La mayoría de cartas digitales son malas. Las buenas dan demasiado trabajo.
Todos los restaurantes tienen el mismo problema: la carta cambia constantemente, pero la web nunca lo refleja. Los PDF están desactualizados. La agencia web tiene una cola de tickets de dos semanas. El producto de QR es un infierno de editar. En algún momento, la carta — lo que los clientes de verdad quieren mirar — se convirtió en la parte peor mantenida de la presencia online del local.

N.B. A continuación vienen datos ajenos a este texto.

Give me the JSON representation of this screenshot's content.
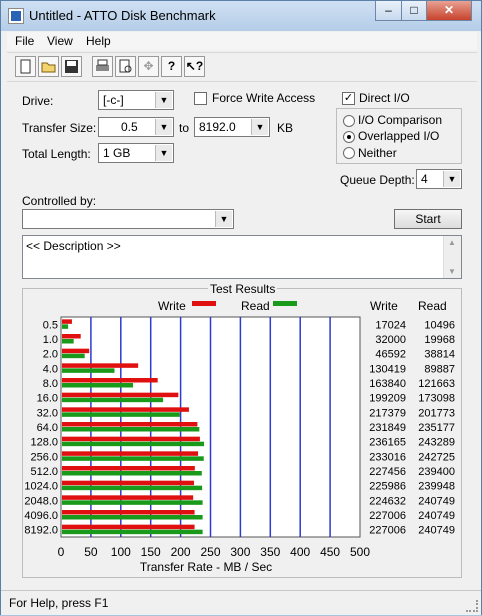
{
  "window": {
    "title": "Untitled - ATTO Disk Benchmark"
  },
  "titlebar_buttons": {
    "minimize": "–",
    "maximize": "□",
    "close": "✕"
  },
  "menu": {
    "file": "File",
    "view": "View",
    "help": "Help"
  },
  "toolbar": {
    "icons": [
      "new-file-icon",
      "open-folder-icon",
      "save-icon",
      "print-icon",
      "print-preview-icon",
      "move-icon",
      "help-icon",
      "context-help-icon"
    ]
  },
  "form": {
    "drive_label": "Drive:",
    "drive_value": "[-c-]",
    "force_write_label": "Force Write Access",
    "direct_io_label": "Direct I/O",
    "transfer_size_label": "Transfer Size:",
    "transfer_from": "0.5",
    "to_label": "to",
    "transfer_to": "8192.0",
    "kb_label": "KB",
    "io_comparison_label": "I/O Comparison",
    "overlapped_io_label": "Overlapped I/O",
    "neither_label": "Neither",
    "total_length_label": "Total Length:",
    "total_length_value": "1 GB",
    "queue_depth_label": "Queue Depth:",
    "queue_depth_value": "4",
    "controlled_by_label": "Controlled by:",
    "controlled_by_value": "",
    "start_label": "Start",
    "description_text": "<< Description >>"
  },
  "results": {
    "title": "Test Results",
    "legend_write": "Write",
    "legend_read": "Read",
    "col_write": "Write",
    "col_read": "Read"
  },
  "status": {
    "text": "For Help, press F1"
  },
  "chart_data": {
    "type": "bar",
    "orientation": "horizontal",
    "categories": [
      "0.5",
      "1.0",
      "2.0",
      "4.0",
      "8.0",
      "16.0",
      "32.0",
      "64.0",
      "128.0",
      "256.0",
      "512.0",
      "1024.0",
      "2048.0",
      "4096.0",
      "8192.0"
    ],
    "series": [
      {
        "name": "Write",
        "color": "#e01010",
        "values": [
          17024,
          32000,
          46592,
          130419,
          163840,
          199209,
          217379,
          231849,
          236165,
          233016,
          227456,
          225986,
          224632,
          227006,
          227006
        ]
      },
      {
        "name": "Read",
        "color": "#1a9a1a",
        "values": [
          10496,
          19968,
          38814,
          89887,
          121663,
          173098,
          201773,
          235177,
          243289,
          242725,
          239400,
          239948,
          240749,
          240749,
          240749
        ]
      }
    ],
    "xlabel": "Transfer Rate - MB / Sec",
    "xticks": [
      "0",
      "50",
      "100",
      "150",
      "200",
      "250",
      "300",
      "350",
      "400",
      "450",
      "500"
    ],
    "xlim": [
      0,
      500
    ],
    "grid": true
  }
}
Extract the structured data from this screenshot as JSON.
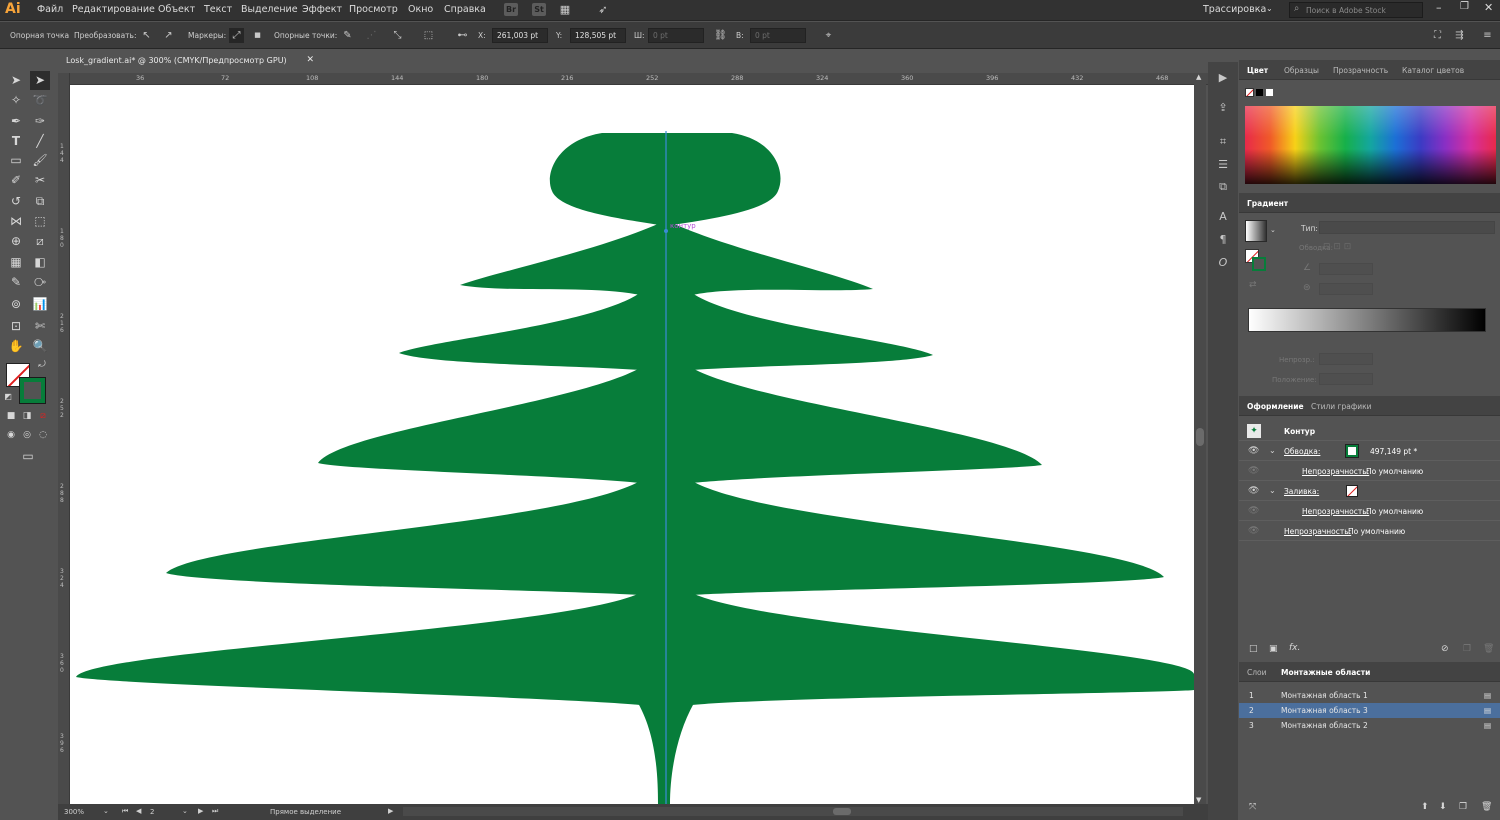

Creamos Dimonova porque ese problema no es realmente un problema de software. Es un problema de servicio. El software no hace tu carta profesional — lo hace un diseñador. El software no la conecta con tu web — lo hace un desarrollador. El software no forma a tu equipo — lo hace una persona. Así que hacemos todo eso, y el software es lo que lo hace lo bastante barato para que tenga sentido.
Trabajamos con restaurantes, pubs y cafeterías.
Tres principios, y no muchos más.
Hacer el trabajo por ellos.
Si la incorporación le lleva al cliente más de 30 minutos de su tiempo, la hemos diseñado mal.
Precios que pueden prever.
Cuota mensual fija. Sin cargos por comensal, sin cargos por plato, sin facturas sorpresa en semanas con mucho movimiento.
Su marca, no la nuestra.
La carta vive en el dominio del local, con el estilo del local. Nosotros somos quienes, en silencio, hacemos que funcione.